Da parte da Câmara, o presidente Marco Martins não compreende o porquê da presidente da SPAP não ter aceite a reunião com o vice-presidente. “Essa senhora pediu uma audiência sobre um processo de urbanismo e como para qualquer pessoa remeteu-se para o vereador do pelouro. A senhora tinha uma audiência e faltou.

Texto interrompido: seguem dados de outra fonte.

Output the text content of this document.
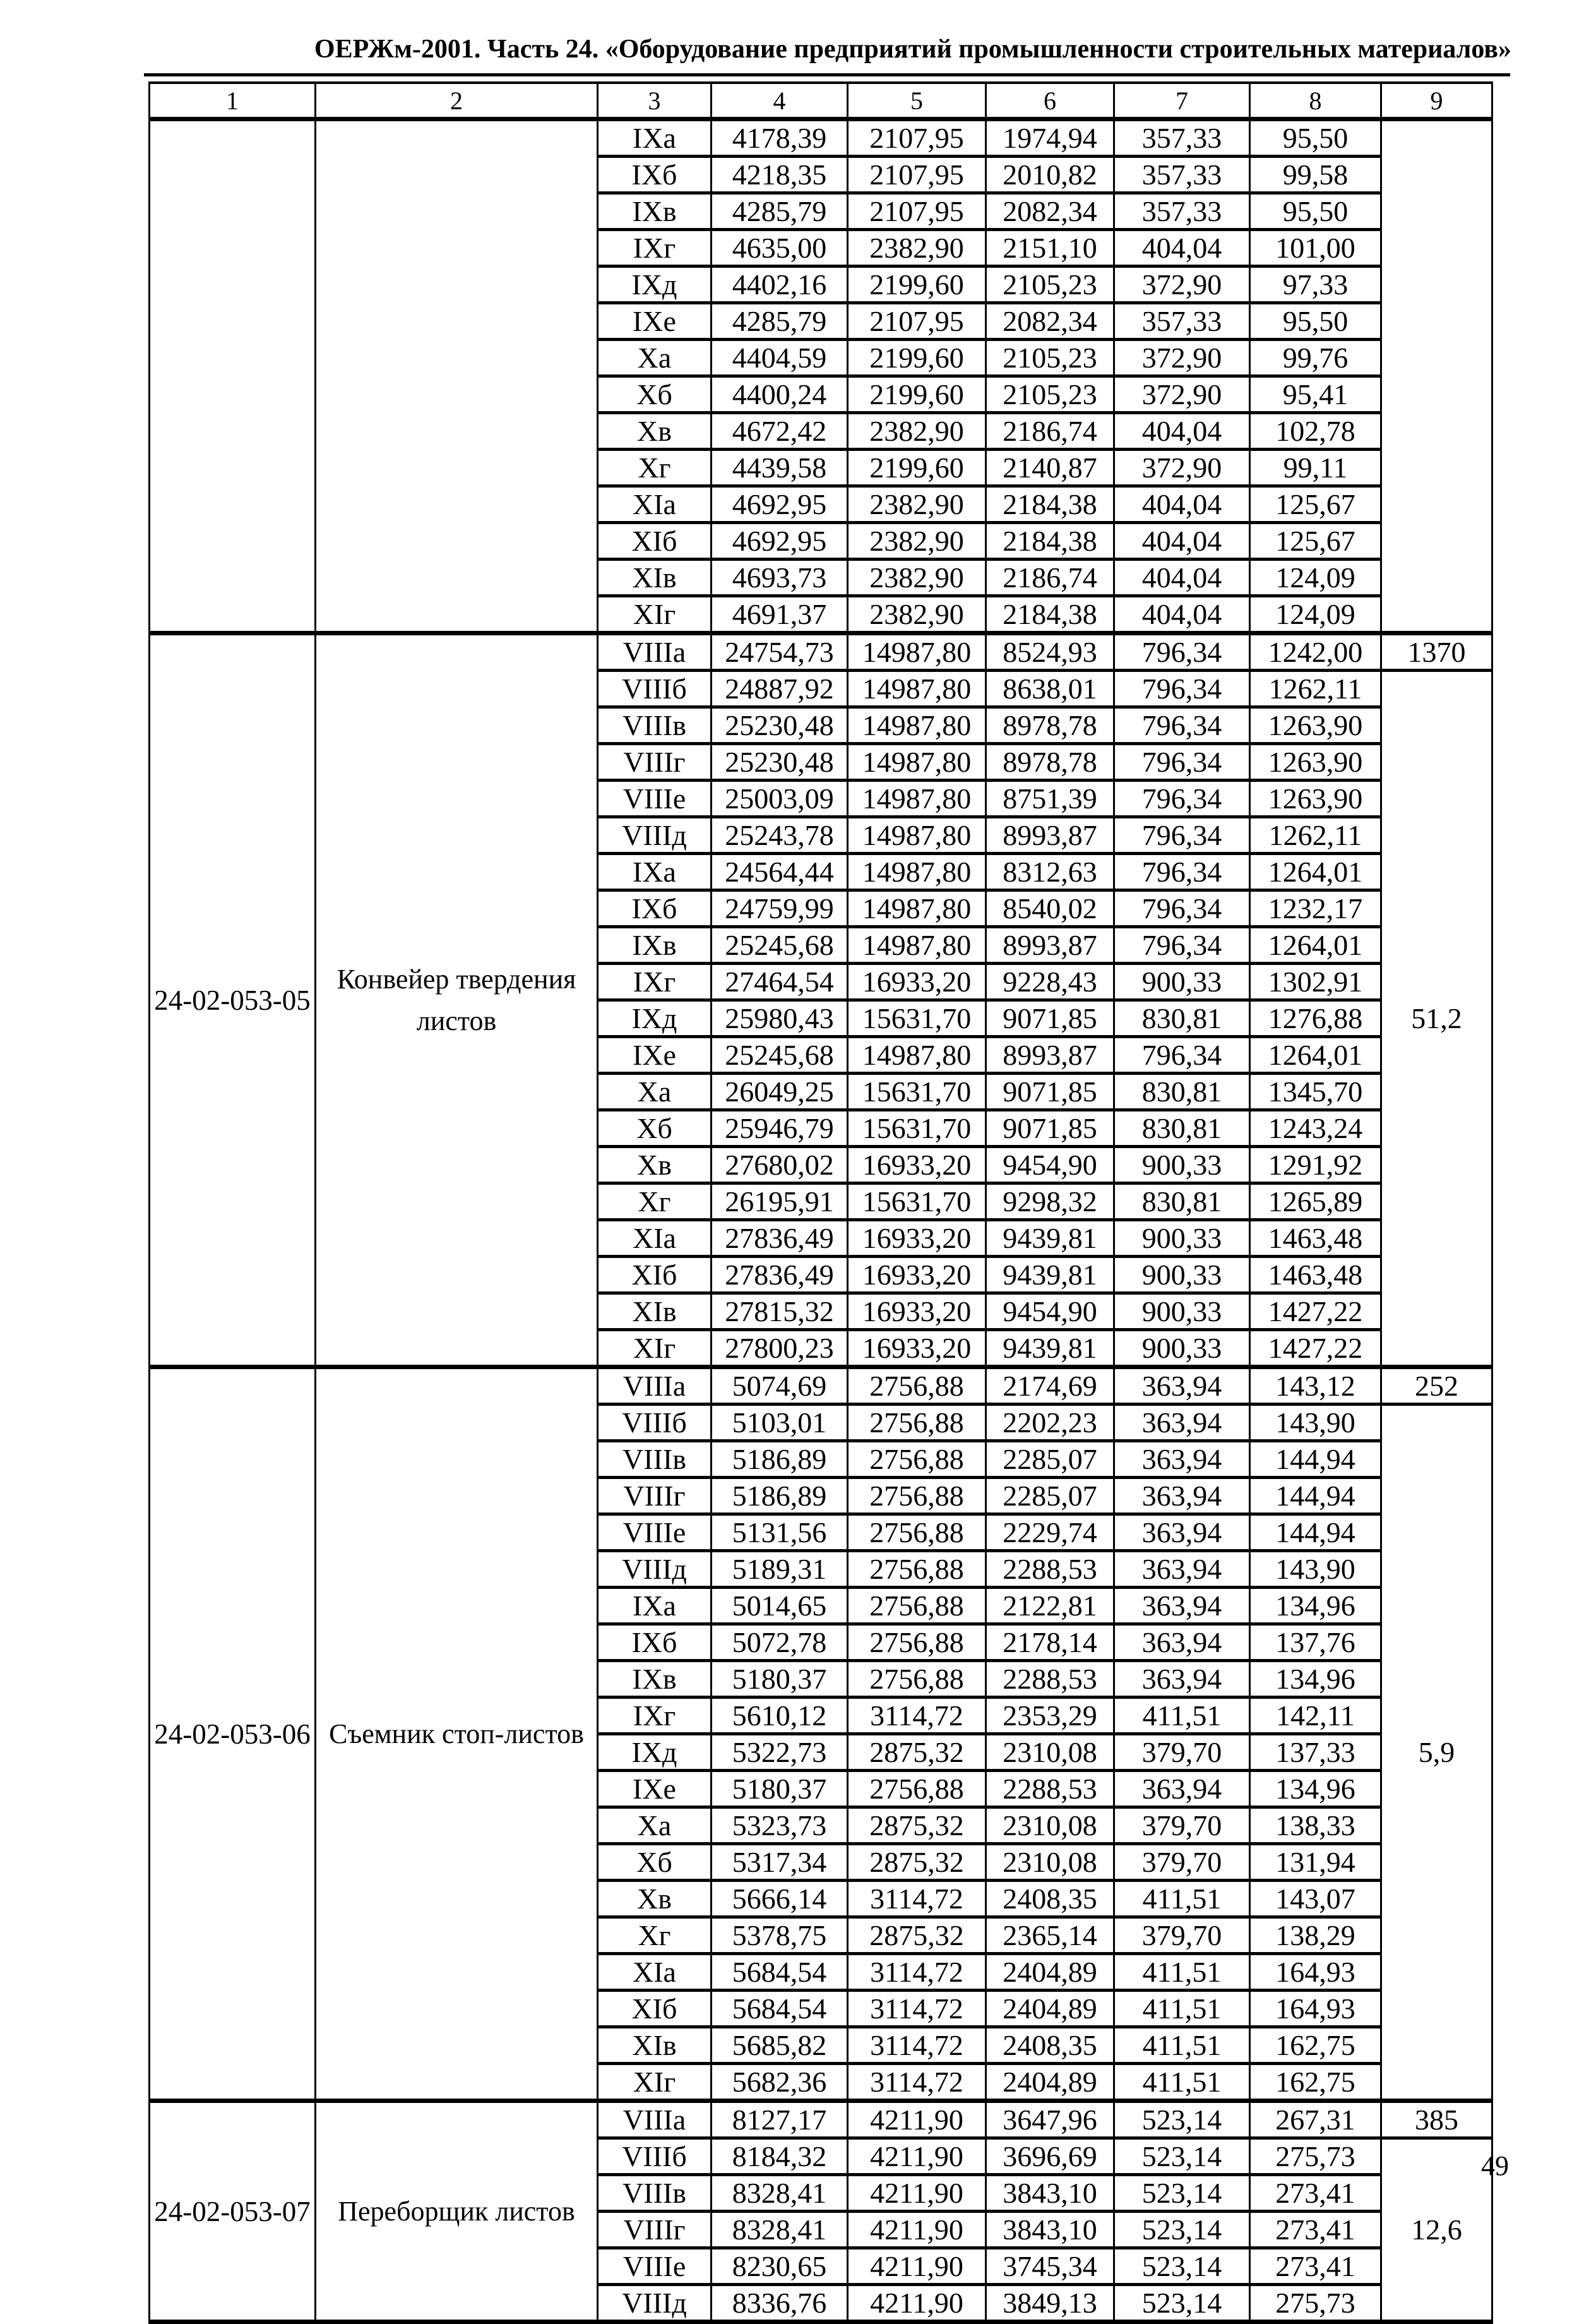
ОЕРЖм-2001. Часть 24. «Оборудование предприятий промышленности строительных материалов»
1	2	3	4	5	6	7	8	9
		IXа	4178,39	2107,95	1974,94	357,33	95,50	
		IXб	4218,35	2107,95	2010,82	357,33	99,58	
		IXв	4285,79	2107,95	2082,34	357,33	95,50	
		IXг	4635,00	2382,90	2151,10	404,04	101,00	
		IXд	4402,16	2199,60	2105,23	372,90	97,33	
		IXе	4285,79	2107,95	2082,34	357,33	95,50	
		Xа	4404,59	2199,60	2105,23	372,90	99,76	
		Xб	4400,24	2199,60	2105,23	372,90	95,41	
		Xв	4672,42	2382,90	2186,74	404,04	102,78	
		Xг	4439,58	2199,60	2140,87	372,90	99,11	
		XIа	4692,95	2382,90	2184,38	404,04	125,67	
		XIб	4692,95	2382,90	2184,38	404,04	125,67	
		XIв	4693,73	2382,90	2186,74	404,04	124,09	
		XIг	4691,37	2382,90	2184,38	404,04	124,09	
24-02-053-05	Конвейер твердения листов	VIIIа	24754,73	14987,80	8524,93	796,34	1242,00	1370
		VIIIб	24887,92	14987,80	8638,01	796,34	1262,11	51,2
		VIIIв	25230,48	14987,80	8978,78	796,34	1263,90	
		VIIIг	25230,48	14987,80	8978,78	796,34	1263,90	
		VIIIе	25003,09	14987,80	8751,39	796,34	1263,90	
		VIIIд	25243,78	14987,80	8993,87	796,34	1262,11	
		IXа	24564,44	14987,80	8312,63	796,34	1264,01	
		IXб	24759,99	14987,80	8540,02	796,34	1232,17	
		IXв	25245,68	14987,80	8993,87	796,34	1264,01	
		IXг	27464,54	16933,20	9228,43	900,33	1302,91	
		IXд	25980,43	15631,70	9071,85	830,81	1276,88	
		IXе	25245,68	14987,80	8993,87	796,34	1264,01	
		Xа	26049,25	15631,70	9071,85	830,81	1345,70	
		Xб	25946,79	15631,70	9071,85	830,81	1243,24	
		Xв	27680,02	16933,20	9454,90	900,33	1291,92	
		Xг	26195,91	15631,70	9298,32	830,81	1265,89	
		XIа	27836,49	16933,20	9439,81	900,33	1463,48	
		XIб	27836,49	16933,20	9439,81	900,33	1463,48	
		XIв	27815,32	16933,20	9454,90	900,33	1427,22	
		XIг	27800,23	16933,20	9439,81	900,33	1427,22	
24-02-053-06	Съемник стоп-листов	VIIIа	5074,69	2756,88	2174,69	363,94	143,12	252
		VIIIб	5103,01	2756,88	2202,23	363,94	143,90	5,9
		VIIIв	5186,89	2756,88	2285,07	363,94	144,94	
		VIIIг	5186,89	2756,88	2285,07	363,94	144,94	
		VIIIе	5131,56	2756,88	2229,74	363,94	144,94	
		VIIIд	5189,31	2756,88	2288,53	363,94	143,90	
		IXа	5014,65	2756,88	2122,81	363,94	134,96	
		IXб	5072,78	2756,88	2178,14	363,94	137,76	
		IXв	5180,37	2756,88	2288,53	363,94	134,96	
		IXг	5610,12	3114,72	2353,29	411,51	142,11	
		IXд	5322,73	2875,32	2310,08	379,70	137,33	
		IXе	5180,37	2756,88	2288,53	363,94	134,96	
		Xа	5323,73	2875,32	2310,08	379,70	138,33	
		Xб	5317,34	2875,32	2310,08	379,70	131,94	
		Xв	5666,14	3114,72	2408,35	411,51	143,07	
		Xг	5378,75	2875,32	2365,14	379,70	138,29	
		XIа	5684,54	3114,72	2404,89	411,51	164,93	
		XIб	5684,54	3114,72	2404,89	411,51	164,93	
		XIв	5685,82	3114,72	2408,35	411,51	162,75	
		XIг	5682,36	3114,72	2404,89	411,51	162,75	
24-02-053-07	Переборщик листов	VIIIа	8127,17	4211,90	3647,96	523,14	267,31	385
		VIIIб	8184,32	4211,90	3696,69	523,14	275,73	12,6
		VIIIв	8328,41	4211,90	3843,10	523,14	273,41	
		VIIIг	8328,41	4211,90	3843,10	523,14	273,41	
		VIIIе	8230,65	4211,90	3745,34	523,14	273,41	
		VIIIд	8336,76	4211,90	3849,13	523,14	275,73	
49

Se tem alguma questão judicial com a Câmara tem que a colocar, não colocou”, explica Marco Martins ao Vivacidade.
“Pode haver aqui uma bomba relógio”
Para Nuno Coelho, presidente da Junta de Baguim do Monte, a questão do canil pode ser vista de três vertentes diferentes: a técnica, a do cidadão e a do autarca.
“Tecnicamente o processo teve um determinado andamento, umas determinadas tomadas de decisão pelos serviços municipais, com maior ou menor transparência. Acho que foi com muito pouca transparência. Este processo foi todo gerido num gabinete, na parte do urbanismo, e havia uma sintonia muito direta com o anterior vice presidente da Câmara. Questiono a falta de transparência e a falta de poder de consulta quer da Junta de Freguesia quer do cidadão”, começa por explicar Nuno Coelho. “A visão do cidadão e baguinense que sou, é que eu não sou minimamente contra os animais. Aliás, sou um acérrimo defensor dos animais. Mas há uma coisa pela qual também sou defensor. A minha terra e a qualidade de vida da minha terra. E isso leva-me a que tenha que questionar uma sadia convivência entre eventualmente 2000 cães ao lado de eventualmente 2000 humanos e se não vai haver contrariedades e conflitos no dia a dia. Eu acho que sim enquanto baguinense”, acrescenta. “Enquanto presidente de Junta compete-me pôr as duas visões de lado. Compete-me defender acima de tudo a população e a sua qualidade de vida. Fico estupefacto com a falta de transparência que existiu no processo. Várias vezes tentei consultar o processo na Câmara e nunca consegui. Não tenho o processo comigo, tenho cópias que arranjei por vias travessas e só depois deste executivo entrar é que comecei a ver exatamente como está o processo. A falta de transparência veio dar naquilo que a população e os autarcas na Câmara e Freguesia temiam. Pode haver aqui uma bomba relógio. E a bomba relógio não é boa para a população nem para os animais”, esclarece o autarca.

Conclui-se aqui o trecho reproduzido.